Tencent and other Chinese internet companies like Alibaba are the world’s biggest generators of data. “We’d love to do the same thing outside China,” he said. “One way to do that is content. We livestreamed the NBA’s 2017 Finals to 175 million people in China through Tencent video.”
With numbers comes responsibility, he said. Tencent won its first Cannes Lions this year, a Cyber gold and bronze for “QQ Alert: Hope Never Dies.” Similar to an Amber Alert in the U.S., QQ Alert not only tracks missing children—600,000 children are lost in China every year—but a Tencent program developed using Artificial Intelligence, facial recognition and an algorithm predicts what those missing children will look like as they get older, so the search can continue.
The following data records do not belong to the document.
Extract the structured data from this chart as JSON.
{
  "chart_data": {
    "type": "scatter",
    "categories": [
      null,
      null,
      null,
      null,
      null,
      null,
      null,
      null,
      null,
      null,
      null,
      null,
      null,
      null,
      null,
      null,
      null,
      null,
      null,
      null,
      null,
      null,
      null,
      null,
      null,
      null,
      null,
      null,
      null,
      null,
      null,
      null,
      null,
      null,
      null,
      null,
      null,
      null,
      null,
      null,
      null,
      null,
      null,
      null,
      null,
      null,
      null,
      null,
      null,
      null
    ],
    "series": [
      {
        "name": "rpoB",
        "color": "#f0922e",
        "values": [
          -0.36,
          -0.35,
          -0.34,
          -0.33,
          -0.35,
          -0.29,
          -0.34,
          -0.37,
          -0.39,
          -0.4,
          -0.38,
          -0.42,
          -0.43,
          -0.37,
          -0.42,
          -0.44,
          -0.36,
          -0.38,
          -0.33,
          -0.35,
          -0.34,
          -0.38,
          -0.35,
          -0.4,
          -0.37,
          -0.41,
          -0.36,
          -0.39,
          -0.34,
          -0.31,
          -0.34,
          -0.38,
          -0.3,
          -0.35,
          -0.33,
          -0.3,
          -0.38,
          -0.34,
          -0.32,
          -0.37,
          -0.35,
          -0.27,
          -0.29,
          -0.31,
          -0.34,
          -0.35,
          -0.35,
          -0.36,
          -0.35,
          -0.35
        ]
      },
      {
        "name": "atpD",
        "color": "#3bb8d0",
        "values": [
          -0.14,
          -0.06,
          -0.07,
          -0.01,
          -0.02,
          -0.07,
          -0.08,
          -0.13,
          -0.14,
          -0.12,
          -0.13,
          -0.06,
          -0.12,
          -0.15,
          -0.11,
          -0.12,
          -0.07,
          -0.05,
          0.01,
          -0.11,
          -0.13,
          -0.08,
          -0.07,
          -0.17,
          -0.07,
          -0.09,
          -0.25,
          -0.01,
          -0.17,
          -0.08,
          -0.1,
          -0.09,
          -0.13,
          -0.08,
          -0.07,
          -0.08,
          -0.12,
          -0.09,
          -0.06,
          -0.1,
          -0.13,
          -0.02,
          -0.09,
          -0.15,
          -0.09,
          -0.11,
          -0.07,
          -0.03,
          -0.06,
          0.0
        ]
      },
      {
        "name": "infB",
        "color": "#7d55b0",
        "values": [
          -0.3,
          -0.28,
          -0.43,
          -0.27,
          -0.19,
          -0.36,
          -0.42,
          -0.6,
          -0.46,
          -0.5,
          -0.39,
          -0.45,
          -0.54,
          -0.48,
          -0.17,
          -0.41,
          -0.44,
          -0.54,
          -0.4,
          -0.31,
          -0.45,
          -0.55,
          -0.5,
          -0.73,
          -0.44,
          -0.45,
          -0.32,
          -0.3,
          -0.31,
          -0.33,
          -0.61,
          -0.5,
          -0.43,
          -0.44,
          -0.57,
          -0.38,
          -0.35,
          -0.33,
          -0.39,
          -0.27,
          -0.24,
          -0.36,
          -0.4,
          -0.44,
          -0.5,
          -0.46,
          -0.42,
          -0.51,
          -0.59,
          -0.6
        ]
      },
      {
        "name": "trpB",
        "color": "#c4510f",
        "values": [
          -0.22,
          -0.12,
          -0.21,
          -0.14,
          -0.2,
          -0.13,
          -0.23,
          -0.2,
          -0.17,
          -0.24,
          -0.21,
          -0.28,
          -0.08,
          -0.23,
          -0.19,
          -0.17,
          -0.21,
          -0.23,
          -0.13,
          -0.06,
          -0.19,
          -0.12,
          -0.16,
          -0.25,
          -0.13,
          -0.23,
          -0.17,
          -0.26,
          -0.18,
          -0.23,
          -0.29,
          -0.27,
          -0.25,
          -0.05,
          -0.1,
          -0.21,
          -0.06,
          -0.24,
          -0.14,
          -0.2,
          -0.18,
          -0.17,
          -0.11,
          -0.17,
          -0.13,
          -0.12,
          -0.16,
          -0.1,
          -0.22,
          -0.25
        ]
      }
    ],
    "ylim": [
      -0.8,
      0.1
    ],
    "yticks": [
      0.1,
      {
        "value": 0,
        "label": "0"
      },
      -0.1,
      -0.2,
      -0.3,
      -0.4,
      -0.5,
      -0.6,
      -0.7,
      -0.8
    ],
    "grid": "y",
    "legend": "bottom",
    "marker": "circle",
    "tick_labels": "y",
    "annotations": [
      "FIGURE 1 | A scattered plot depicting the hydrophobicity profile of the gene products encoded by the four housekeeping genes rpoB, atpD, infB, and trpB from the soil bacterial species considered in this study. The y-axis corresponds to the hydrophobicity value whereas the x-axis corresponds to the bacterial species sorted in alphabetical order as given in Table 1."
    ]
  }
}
“Promote technology with warmth,” he said. “If we want to make the world a better place, we need everyone to do a little.” Consumers can join hundreds of philanthropic projects through Tencent, post information about them on their WeChat accounts, and see the total amount of money raised. Lau himself participates in funding digital media journals and the maintenance of the Great Wall’s artifacts.
Chinese audiences are more positive about targeted advertising. “If we can use an algorithm and send ads to the right people at the right time, 70% [are positive about it], compared to just 15% internationally,” he said. “Advertising should be content, and help you feel smart.”
Finally, the three key drivers of innovation in China’s digital economy will be AI, big data and cloud computing, he said.